También insisten con descaro en el uso religioso “exclusivo y excluyente” de esos bienes. Sabido es que esos edificios han sido dotacionales para infinidad de cosas: unas veces eran fortalezas defensivas (Uxue, Artajona); habitualmente eran lugar de reunión de cambras, ayuntamientos y asambleas vecinales; archivo y tesorería municipal; cementerio; escuela y parvulario; conciertos y aulas de música. Todas ermitas se han usado alguna vez para lazaretos, cobijos o reuniones. La historia de nuestra tierra se ha fraguado en esos lugares públicos. ¿No lo sabe el señor Fortún?
Conforme los pueblos (grandes) fueron construyendo nuevas zonas dotacionales (consistorios, escuelas, cementerios, casas de Cultura, etc.) se fueron relegando los templos al uso religioso, si bien nunca de forma “exclusiva y excluyente”, como se puede comprobar todavía por todo Navarra. Pero ese uso no da ningún derecho a la Iglesia para quedarse con ellos, de la misma manera que los médicos no pueden inmatricular a su nombre los hospitales, ni los maestros las escuelas.
Lo que más me llamó la atención fue la amenaza subliminal que lanzaron a la jovencísima jueza recordándole que no hiciera como han hecho ya varios jueces jóvenes, que en primera instancia dieron la razón a los pueblos y que luego sus sentencias fueron revocadas por el Tribunal Superior de Justicia de Navarra. “Señorita jueza -le dijeron entre líneas- no cometa el error de sus inexpertos compañeros porque le revocarán su sentencia perjudicándole en su carrera, pues todos los juicios los ha ganado la Iglesia”.
Nueva mentira, pues de sobra conocen las sentencias favorables a los ayuntamientos de Huesca o el caso de Artá que se ganó en el Supremo. Y sobre todo, conocen la demoledora sentencia del Tribunal Europeo que calificó las inmatriculaciones como una “violación continuada y masiva” de los derechos garantizados por la Convención Europea de los Derechos Humanos. Basta ver el agravio comparativo de Portugal y Francia para entender la magnitud del latrocinio realizado por la Iglesia española y vasconavarra.
Pero el Arzobispado de Pamplona lo tiene claro: incide en la vía judicial porque sabe que tiene en el Tribunal Superior de Justicia de Navarra un aliado, que revoca las sentencias de jueces de inferiores instancias y así pretende disuadir a cientos de concejos y pueblos pequeños de Navarra que no pueden permitirse el esfuerzo de pleitear hasta el Supremo, Constitucional y finalmente, Europa. La imparcialidad del TSJN, demostrada en sus sentencias sobre la Manada, la ikurriña o el euskera, es el mejor aliado que tienen para quedarse con los más de 3000 bienes inmatriculados, cuatro millones de metros cuadrados, que se dice pronto. Patética imagen del Jesús de los pobres, representado por el mayor propietario urbano y el mayor terrateniente de la historia de Navarra.

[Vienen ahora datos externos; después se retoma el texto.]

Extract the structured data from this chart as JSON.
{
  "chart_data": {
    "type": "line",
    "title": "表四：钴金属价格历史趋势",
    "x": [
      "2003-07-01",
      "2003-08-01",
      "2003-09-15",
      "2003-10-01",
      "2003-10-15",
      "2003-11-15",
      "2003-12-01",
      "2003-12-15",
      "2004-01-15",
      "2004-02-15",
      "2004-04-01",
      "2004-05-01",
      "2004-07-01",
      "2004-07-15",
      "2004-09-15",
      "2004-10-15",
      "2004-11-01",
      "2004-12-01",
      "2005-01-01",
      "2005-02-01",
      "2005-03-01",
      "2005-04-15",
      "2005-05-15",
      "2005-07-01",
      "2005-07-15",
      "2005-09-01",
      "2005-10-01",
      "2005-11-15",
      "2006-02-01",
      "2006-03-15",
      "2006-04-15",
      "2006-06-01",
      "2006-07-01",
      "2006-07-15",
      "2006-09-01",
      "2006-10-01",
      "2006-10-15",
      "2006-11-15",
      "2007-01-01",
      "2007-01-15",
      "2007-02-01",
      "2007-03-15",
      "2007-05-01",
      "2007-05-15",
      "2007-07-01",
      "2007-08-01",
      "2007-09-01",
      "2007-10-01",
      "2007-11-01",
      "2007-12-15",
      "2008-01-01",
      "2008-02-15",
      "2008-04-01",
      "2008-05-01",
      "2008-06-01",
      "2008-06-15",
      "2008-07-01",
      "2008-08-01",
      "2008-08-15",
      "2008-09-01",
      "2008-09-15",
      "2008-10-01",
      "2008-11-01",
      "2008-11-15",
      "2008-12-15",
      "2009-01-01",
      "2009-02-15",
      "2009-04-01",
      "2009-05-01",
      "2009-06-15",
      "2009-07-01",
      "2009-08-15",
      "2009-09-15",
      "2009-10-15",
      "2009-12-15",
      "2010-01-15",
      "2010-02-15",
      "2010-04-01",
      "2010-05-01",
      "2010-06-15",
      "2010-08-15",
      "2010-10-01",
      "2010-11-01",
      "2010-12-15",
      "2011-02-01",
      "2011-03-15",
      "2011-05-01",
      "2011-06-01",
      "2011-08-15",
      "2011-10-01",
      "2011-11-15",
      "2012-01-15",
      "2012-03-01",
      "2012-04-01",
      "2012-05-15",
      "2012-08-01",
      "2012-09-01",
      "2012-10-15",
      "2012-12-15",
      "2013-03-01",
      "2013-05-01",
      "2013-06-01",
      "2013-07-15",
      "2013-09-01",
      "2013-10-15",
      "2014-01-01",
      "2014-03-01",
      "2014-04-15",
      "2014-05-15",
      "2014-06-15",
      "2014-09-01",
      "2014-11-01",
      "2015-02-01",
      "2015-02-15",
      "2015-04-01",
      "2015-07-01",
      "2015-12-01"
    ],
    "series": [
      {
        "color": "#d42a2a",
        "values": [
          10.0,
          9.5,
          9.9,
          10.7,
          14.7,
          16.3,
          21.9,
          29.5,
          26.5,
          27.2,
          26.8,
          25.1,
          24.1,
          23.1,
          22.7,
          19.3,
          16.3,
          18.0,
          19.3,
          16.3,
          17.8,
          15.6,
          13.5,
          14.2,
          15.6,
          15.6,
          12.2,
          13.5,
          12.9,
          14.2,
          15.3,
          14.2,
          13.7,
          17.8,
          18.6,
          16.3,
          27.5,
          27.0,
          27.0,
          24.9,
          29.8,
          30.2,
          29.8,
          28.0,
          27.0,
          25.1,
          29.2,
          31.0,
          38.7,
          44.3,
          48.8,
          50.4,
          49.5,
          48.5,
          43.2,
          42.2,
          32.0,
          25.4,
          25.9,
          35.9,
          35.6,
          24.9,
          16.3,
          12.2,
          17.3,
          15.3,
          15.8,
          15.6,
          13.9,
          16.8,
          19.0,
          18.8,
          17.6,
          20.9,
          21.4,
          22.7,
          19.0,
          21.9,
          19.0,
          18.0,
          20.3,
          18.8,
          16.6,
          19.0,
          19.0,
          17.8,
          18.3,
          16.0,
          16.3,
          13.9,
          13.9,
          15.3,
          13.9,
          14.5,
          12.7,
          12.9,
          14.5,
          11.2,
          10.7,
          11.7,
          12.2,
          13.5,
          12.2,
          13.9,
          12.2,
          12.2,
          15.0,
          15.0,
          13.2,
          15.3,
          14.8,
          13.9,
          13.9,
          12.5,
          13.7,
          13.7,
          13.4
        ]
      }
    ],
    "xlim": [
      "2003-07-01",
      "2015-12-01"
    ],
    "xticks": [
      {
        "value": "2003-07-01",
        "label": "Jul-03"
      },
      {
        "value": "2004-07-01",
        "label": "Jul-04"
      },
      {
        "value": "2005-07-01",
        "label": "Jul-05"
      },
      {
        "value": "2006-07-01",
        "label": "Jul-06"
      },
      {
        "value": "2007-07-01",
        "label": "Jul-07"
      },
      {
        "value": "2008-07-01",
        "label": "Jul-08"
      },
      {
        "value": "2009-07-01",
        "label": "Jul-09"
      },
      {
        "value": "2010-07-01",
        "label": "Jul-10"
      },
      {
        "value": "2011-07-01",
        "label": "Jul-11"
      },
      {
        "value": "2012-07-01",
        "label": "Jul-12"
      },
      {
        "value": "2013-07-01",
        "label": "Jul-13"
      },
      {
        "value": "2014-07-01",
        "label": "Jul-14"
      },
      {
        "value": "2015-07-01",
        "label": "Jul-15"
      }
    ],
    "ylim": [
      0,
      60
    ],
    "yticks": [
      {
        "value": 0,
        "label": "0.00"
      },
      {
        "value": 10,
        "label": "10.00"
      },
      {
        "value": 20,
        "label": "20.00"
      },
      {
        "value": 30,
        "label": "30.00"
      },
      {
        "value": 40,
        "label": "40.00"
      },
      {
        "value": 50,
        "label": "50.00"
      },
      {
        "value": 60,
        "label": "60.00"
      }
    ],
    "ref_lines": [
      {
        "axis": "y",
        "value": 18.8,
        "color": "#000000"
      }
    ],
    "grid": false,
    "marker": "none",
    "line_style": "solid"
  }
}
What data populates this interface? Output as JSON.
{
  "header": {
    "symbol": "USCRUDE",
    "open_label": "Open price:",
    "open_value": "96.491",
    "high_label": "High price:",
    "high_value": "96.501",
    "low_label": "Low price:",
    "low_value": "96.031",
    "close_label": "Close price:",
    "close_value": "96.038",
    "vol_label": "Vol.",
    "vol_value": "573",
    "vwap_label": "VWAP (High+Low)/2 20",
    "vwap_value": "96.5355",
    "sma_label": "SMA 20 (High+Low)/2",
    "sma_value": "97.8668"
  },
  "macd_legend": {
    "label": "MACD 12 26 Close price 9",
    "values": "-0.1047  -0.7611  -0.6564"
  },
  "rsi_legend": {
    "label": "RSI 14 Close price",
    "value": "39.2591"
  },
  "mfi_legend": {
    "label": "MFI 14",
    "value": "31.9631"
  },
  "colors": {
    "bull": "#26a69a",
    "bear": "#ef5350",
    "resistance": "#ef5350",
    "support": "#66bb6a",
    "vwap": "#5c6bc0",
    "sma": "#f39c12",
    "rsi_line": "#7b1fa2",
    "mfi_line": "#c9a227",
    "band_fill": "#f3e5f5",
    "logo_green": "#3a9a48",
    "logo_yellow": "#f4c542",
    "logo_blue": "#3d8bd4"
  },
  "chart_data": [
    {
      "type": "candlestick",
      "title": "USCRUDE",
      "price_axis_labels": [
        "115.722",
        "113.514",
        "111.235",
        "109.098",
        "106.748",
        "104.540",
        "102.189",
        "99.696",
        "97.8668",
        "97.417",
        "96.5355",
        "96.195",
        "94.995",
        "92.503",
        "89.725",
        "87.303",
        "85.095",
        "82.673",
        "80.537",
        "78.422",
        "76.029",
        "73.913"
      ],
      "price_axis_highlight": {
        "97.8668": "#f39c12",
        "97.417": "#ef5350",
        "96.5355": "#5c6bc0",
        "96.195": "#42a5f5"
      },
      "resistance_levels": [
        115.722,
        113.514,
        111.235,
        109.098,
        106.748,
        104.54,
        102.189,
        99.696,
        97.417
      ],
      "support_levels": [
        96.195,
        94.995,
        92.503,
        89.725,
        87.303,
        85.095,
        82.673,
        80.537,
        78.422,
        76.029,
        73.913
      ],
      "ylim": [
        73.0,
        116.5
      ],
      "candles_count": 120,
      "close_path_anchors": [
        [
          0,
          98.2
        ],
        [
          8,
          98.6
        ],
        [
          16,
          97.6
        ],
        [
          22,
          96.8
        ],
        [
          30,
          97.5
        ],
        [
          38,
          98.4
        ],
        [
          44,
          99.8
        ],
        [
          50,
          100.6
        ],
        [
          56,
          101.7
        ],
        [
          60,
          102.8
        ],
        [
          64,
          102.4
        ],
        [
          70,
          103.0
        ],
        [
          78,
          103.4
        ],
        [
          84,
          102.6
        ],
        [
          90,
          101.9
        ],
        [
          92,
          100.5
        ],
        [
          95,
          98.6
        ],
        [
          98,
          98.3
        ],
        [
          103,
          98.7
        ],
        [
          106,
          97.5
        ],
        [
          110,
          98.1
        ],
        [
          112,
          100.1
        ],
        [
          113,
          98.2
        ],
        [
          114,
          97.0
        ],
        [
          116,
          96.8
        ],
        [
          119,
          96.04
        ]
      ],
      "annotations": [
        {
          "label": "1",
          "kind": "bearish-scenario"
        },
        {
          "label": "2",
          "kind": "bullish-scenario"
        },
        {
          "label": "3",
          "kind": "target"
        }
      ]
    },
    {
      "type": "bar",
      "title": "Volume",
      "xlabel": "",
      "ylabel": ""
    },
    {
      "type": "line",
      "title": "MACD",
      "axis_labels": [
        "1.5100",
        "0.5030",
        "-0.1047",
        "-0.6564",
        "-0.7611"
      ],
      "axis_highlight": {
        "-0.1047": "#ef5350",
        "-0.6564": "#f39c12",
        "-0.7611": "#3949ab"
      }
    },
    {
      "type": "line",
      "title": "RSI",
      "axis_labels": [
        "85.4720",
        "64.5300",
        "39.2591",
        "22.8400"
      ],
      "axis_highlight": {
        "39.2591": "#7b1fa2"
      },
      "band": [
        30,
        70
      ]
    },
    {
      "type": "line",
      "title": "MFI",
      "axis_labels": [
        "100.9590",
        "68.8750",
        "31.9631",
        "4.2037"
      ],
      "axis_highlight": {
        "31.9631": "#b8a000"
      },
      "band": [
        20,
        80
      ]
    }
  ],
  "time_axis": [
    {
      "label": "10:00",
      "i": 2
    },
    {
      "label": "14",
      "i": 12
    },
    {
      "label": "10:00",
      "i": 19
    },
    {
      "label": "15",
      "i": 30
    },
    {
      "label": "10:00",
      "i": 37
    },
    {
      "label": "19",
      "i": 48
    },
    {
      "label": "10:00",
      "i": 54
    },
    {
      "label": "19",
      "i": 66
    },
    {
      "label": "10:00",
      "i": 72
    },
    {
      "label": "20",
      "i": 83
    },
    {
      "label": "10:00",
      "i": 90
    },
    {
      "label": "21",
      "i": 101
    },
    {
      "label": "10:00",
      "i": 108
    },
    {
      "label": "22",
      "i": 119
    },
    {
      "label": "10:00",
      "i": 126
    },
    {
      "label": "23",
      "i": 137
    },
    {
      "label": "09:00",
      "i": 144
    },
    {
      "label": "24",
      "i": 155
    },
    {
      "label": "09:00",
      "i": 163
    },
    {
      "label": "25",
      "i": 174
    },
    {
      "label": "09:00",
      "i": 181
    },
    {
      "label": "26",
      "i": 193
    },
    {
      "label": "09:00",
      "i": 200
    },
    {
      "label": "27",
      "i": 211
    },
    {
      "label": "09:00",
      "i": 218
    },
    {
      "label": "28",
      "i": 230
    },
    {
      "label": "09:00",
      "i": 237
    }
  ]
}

Pero los pueblos tienen todavía muchas armas por utilizar. El talón de Aquiles de la Iglesia son los cientos de ruinas que se están produciendo en nuestro patrimonio, que ni arreglan ni piensan arreglar si no es con dineros públicos, como siempre ocurrió. El procedimiento es sencillo: expediente municipal de ruina, plazos para el arreglo y procedimiento sancionador. No es el alma, ni la conciencia, ni la razón, ni el corazón, ni siquiera los dídimos: es el bolsillo el único órgano sensible de la Jerarquía Eclesiástica. Démosles donde más les duele.